Barton's princables, as well as his guilt, are the subject of this entire film. Ofcourse Joel and Ethan Coen do a magnificent job with the camera, characters, and sets, but if you can't sympathise with Barton Fink's torment, you might be better off seeing "Oh Brother, Where Art Thou". For those who enjoy trying to understand a character, his motivations, desires, ambitions, and insecurities, look no further.

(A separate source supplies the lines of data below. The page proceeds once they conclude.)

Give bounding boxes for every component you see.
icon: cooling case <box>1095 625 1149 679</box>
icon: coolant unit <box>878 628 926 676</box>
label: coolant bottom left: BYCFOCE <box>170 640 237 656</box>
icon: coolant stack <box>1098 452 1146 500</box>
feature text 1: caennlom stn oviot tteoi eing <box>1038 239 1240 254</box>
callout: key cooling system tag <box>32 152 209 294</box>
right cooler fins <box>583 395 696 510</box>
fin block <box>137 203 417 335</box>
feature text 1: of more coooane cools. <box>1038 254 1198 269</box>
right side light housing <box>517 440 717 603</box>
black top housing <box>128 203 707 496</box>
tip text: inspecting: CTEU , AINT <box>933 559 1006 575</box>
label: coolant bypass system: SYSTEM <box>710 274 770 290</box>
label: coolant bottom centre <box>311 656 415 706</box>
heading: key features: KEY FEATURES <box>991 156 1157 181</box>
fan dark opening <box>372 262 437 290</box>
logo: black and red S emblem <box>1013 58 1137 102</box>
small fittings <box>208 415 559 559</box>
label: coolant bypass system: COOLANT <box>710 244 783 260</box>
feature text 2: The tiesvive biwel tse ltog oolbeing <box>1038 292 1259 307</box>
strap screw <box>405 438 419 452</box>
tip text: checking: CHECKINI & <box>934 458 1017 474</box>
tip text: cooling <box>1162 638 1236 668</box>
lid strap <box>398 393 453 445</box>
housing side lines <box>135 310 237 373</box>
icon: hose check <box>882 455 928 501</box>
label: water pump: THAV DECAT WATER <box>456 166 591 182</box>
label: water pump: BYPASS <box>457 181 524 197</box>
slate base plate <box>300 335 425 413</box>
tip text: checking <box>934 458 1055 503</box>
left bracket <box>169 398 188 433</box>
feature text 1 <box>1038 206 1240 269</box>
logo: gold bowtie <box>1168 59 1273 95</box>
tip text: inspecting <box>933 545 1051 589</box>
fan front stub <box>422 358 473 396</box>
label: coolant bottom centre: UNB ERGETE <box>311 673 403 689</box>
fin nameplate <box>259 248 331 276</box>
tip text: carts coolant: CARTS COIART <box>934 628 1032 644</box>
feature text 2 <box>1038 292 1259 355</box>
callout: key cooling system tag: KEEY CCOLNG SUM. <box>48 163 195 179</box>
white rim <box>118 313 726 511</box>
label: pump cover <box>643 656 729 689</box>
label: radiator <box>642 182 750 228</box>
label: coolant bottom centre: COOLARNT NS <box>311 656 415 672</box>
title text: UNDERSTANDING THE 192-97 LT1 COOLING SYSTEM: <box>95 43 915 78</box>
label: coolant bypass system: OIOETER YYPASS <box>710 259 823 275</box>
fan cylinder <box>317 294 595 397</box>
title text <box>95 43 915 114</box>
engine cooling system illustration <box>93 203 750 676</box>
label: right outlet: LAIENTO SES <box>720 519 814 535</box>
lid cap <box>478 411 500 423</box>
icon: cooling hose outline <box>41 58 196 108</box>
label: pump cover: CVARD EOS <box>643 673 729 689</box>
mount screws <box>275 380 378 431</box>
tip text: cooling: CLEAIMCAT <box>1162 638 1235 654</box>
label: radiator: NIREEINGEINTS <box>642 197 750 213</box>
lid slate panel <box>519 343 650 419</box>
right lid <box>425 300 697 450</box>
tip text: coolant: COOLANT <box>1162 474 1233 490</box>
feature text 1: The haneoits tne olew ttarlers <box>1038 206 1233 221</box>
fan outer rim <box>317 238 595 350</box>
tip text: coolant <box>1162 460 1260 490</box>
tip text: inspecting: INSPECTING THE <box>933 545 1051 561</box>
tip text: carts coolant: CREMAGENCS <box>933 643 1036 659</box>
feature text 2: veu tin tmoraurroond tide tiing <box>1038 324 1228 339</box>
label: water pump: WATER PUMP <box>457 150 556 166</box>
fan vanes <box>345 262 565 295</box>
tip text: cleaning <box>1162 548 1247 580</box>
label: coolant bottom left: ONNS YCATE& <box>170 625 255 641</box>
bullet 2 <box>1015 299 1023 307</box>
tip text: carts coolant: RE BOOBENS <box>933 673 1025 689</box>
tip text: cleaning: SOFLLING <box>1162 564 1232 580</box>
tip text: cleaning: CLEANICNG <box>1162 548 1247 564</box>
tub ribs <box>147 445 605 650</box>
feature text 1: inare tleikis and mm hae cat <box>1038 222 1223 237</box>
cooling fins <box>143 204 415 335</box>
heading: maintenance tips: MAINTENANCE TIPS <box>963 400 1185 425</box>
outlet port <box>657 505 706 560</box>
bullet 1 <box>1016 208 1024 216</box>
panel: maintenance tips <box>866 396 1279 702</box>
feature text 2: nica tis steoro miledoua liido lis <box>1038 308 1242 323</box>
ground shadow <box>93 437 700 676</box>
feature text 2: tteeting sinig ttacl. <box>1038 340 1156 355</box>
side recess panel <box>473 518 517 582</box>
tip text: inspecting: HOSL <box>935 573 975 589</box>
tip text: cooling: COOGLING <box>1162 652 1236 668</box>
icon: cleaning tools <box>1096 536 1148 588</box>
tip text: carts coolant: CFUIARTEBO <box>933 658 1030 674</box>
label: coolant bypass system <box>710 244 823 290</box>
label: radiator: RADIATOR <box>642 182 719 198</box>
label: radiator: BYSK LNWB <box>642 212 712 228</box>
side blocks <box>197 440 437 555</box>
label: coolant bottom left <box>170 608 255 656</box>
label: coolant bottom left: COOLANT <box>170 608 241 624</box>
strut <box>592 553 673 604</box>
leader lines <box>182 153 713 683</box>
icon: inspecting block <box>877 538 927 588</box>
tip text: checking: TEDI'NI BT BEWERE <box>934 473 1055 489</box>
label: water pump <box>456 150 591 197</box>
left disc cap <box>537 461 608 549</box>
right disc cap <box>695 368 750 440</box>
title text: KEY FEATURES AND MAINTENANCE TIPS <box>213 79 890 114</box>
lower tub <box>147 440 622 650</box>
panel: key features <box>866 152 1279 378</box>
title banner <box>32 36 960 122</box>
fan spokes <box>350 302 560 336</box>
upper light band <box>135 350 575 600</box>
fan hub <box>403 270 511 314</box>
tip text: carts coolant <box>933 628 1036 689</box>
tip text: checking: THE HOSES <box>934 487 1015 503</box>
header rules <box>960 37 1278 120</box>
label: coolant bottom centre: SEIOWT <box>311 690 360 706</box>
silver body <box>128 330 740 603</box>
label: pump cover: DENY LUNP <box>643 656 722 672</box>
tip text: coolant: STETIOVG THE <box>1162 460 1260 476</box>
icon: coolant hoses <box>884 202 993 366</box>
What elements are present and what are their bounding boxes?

John Tutorro (I can't be spelling that right) deserves the highest praise for bringing out every nuance in such a complex character. He really rose to the challenge, and if it were not so, the film surely would have drown in its lack. Look also for a ramarkable turn in John Goodman's resumee, he proves beyond a shadow of a doubt that he can handle any chore a screenwriter might bequeeth him. He's not just a funny-man, and I for one would just like to say, "well done John, well done indeed.

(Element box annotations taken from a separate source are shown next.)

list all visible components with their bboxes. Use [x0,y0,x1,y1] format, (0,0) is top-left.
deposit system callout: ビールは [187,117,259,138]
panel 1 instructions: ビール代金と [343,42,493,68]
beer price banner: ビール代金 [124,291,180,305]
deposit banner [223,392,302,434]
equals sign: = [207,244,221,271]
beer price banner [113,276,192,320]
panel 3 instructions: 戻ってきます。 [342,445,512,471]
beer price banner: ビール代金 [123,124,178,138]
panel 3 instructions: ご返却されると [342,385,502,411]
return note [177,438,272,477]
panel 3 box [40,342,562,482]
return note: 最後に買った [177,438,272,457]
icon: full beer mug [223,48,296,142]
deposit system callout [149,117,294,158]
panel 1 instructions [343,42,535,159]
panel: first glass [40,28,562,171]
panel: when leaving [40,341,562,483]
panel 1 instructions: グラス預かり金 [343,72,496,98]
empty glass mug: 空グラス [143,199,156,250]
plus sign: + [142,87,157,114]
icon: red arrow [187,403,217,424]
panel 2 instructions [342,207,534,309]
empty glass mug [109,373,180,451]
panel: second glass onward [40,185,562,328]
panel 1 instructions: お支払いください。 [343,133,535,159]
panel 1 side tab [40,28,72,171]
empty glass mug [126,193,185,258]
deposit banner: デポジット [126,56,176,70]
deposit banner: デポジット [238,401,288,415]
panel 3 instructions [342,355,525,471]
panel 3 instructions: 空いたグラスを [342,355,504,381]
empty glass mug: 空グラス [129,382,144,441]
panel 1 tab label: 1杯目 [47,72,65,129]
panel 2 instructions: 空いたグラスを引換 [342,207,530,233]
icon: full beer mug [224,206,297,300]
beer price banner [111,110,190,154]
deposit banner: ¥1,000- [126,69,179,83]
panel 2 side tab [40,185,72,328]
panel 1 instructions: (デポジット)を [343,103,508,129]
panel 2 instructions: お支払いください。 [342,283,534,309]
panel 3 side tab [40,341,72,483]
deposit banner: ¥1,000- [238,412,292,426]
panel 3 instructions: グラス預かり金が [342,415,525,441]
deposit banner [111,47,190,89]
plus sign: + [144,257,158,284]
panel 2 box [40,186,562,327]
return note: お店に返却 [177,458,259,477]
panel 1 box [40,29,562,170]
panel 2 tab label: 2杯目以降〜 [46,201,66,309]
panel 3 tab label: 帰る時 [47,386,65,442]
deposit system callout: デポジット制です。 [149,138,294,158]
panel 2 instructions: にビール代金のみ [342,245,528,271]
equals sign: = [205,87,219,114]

I'm sure some will call the film pretensious, when in fact, it exposes the original sin, which is pretencion.

One of the best films of the 20th century!

Rating: 5 stars
Summary: Think Fink
Review: Not a term I'd normally self-apply, but thought is provoked by this brilliant film. Barton Fink's real name is either John Miller or Arthur Steinbeck. He goes to Hollywood, egged on by a bunch of decadent NY Anglos in the critic business. Sells out. He meets Darryl B. DeCohn, or someone like him, aka Mussolini or Goering. Then he meets Scott Faulkner and Sheila Graham. Then he meets The Common Man, aka The Devil. Birth of a Salesman, if you will. The lift boy (sic) is Charon; the floor is 666; the desk clerk is Hermes. There are other happenings, but what the film seems to be about is Christians, Jews and Nazis. Hell on earth, in other words. Charlie Meadows' real name is Karl Mund: Karl = Man; Mund = Mouth = Mond = world. The cops are called Masterman & Deutsch. They are Nazis, natch. Charlie mentions Hell and Christ quite a lot. He has a weighty cross to bear. What's with the wash-basin plug-hole? Seems to symbolize copulation and birth, ingestion and evacuation. What about that picture? Either it's Woolworth kitsch, or else it's another masterpiece by E.Hopper. How did the Coens direct the seabird to dive on cue? Don't be silly --- it must have been faked in some way. Like Raymond Chandler (or do I mean Carver?) said: when you don't know what happens next, bring in a man with a gun. In this case, a man with a shotgun, fitted with a silencer; and have a Lady in a Bed. No lakes in this flick. Kick off two pairs of shoes, and let the feet leave the floor. If you can't get even, get ahead. Was it all Poppy's fault? We know that poppies can generate fantastic dreams, some almost as bad as Nebuchadnezzar's. Seems to me that for the last one or two thousand years Man has believed in something: after the burning fiery furnace, he believes in nothing. He is a Nihilist, who beleefs in nuzzing. He has no ethos. In spite of what Einstein said, there is no answer to anything. However, there is, after all, a Little Lebowski on the way. Tamam Shud.